When I first heard the news that Disney was set to revamp another classic, The Jungle Book, into live-action, I was unimpressed. Even the fact that Jon Favreau (Iron Man, Elf) was helming the project wasn’t enough to raise my spirits.
Sitting in my seat two days after its release, feeling the arm of the man to my left, a squirming little girl on my right, her father next to her lit up by his phone screen throughout half the movie, I not only lamented that I hadn’t been able to score a ticket from the sold-out night before, but I regretted even signing up to see this film in the first place. Because, surely, no cinematic experience is worth what I was going through to see a remake of a film I’d never even liked that much to begin with.
And then, as soon as I’m ready cut my losses, a cel-painted Sleeping Beauty castle beneath hand-painted fireworks appears backed by a reorchestrated Disney theme, and the whole scene feels like I’m 5 years old again watching the 1967 animated film on my bedroom floor.
Perhaps I’m alone in this sentiment, but up until this point, I’ve been severely disappointed by Disney’s attempt at preying upon the sentimental side of people my age. Besides a lack of originality, although they seem to have no trouble churning out at least one hit a year, these remakes tend to be pointless. Why watch a green screen-happy mess with lesser acting when you can just watch the timeless classics? Furthermore, why would you want to watch a small boy run around a CGI jungle with animals whom trailers only enforced the fake quality of?
The answer is very simple: The trailers did not do this film justice one iota. From the first moment Neel Sethi as “man-cub” Mowgli tumbles onto the screen following the nostalgic intro, there’s hardly ever a sense that he’s anywhere but the jungles of Asia. The line between the fake backgrounds and supporting characters and the only living, breathing actor on set is instantly blurred.
The Jungle Book is Sethi’s breakout role, whose only previous credit is from the comedy short Diwali, but you wouldn’t be able to guess that from this performance alone. With a gullible nature and a childlike sense of invulnerability, Sethi’s Mowgli is every bit of the conflicted boy he’s supposed to be — perhaps even more so.
Despite its classic feel, this live-action comfortably straddles the fence between gratuitous pandering and boundary pushing realism. Yes, the film is a mature take on what was purely a children’s story, but Favreau stays true to the film’s Disney roots and provides a film that audiences of all ages can enjoy. Because under every animated classic was a heartfelt adventure that connected us all and presented a universal message. It’s that reason why those such films have stood the test of time.
Luckily for Sethi and Favreau, joining the project was just about the most perfect voice acting cast you could possibly imagine in the history of animated films — and I don’t say that lightly.

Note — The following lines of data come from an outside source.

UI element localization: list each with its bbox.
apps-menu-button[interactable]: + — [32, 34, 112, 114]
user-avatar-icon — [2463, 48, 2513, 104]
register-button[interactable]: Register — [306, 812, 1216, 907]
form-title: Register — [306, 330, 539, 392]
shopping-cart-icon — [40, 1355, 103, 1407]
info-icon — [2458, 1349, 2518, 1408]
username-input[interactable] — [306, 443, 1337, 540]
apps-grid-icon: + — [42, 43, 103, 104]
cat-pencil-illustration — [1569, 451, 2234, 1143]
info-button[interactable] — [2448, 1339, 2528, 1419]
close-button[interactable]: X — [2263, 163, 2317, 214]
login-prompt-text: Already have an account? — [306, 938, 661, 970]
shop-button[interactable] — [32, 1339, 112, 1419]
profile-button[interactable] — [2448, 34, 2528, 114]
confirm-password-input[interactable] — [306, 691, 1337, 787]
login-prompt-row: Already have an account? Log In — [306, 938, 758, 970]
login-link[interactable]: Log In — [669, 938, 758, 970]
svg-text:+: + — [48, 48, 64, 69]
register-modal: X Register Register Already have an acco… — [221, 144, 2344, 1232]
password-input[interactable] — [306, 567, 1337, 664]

From the fatherly-sounding Brit Ben Kingsley as Bagheera the panther to Lupita Nyong’o as Raksha, the wolf who raises Mowgli, each actor morphs into their character, sounding less like him or herself by the end of the film and becoming more synonymous with their animal.
But, since no perfect film exists, perhaps among Favreau’s few regrets should be two things: not giving Scarlett Johansson’s snake Kaa more screen time, an understandable yet painful decision, and having Christopher Walken’s King Louie actually sing the “I Wanna Be Like You” song in a scene that utterly lacks the same 1967 magic and humor.
But let’s be real, everyone did a ‘fantastic’ job save for one person, who pretty much superseded all expectations: Idris Elba, regal and menacing as Shere Khan the tiger. As soon his outline enters the first frame, blocking out the sun on a clifftop, it’s a shot that, critically and personally, is one of the most memorable in the entire film and suits the tiger’s nature — an entrance that’s neither too subtle nor too flashy. In fact, the tiger itself doesn’t have to do much with Elba’s sensuous growling voice and commanding presence.
“Have I got your attention now?” he says to the wolf pack, after hurtling wolf pack leader Akela over a cliff with his teeth alone. It’s an intense moment that is only rivaled by the point at which Mowgli embraces Raksha in the rain, after he has decided to leave the jungle to escape Khan’s wrath. And from this point, your eyes certainly will never leave him as long as he’s on the screen.
Screenwriter Justin Marks had the daunting task of adapting a timeless story, and he accomplishes the impossible of creating a remake that can hold its own against the original. Between the expressiveness of the animals — it’s all in the eyes — and the emotive storytelling, The Jungle Book is a worthy classic for a new generation of Disney lovers, who will likely grow up with this adaptation rather than the 1967 film. A heart wrenching thought, but at least they’re in good hands.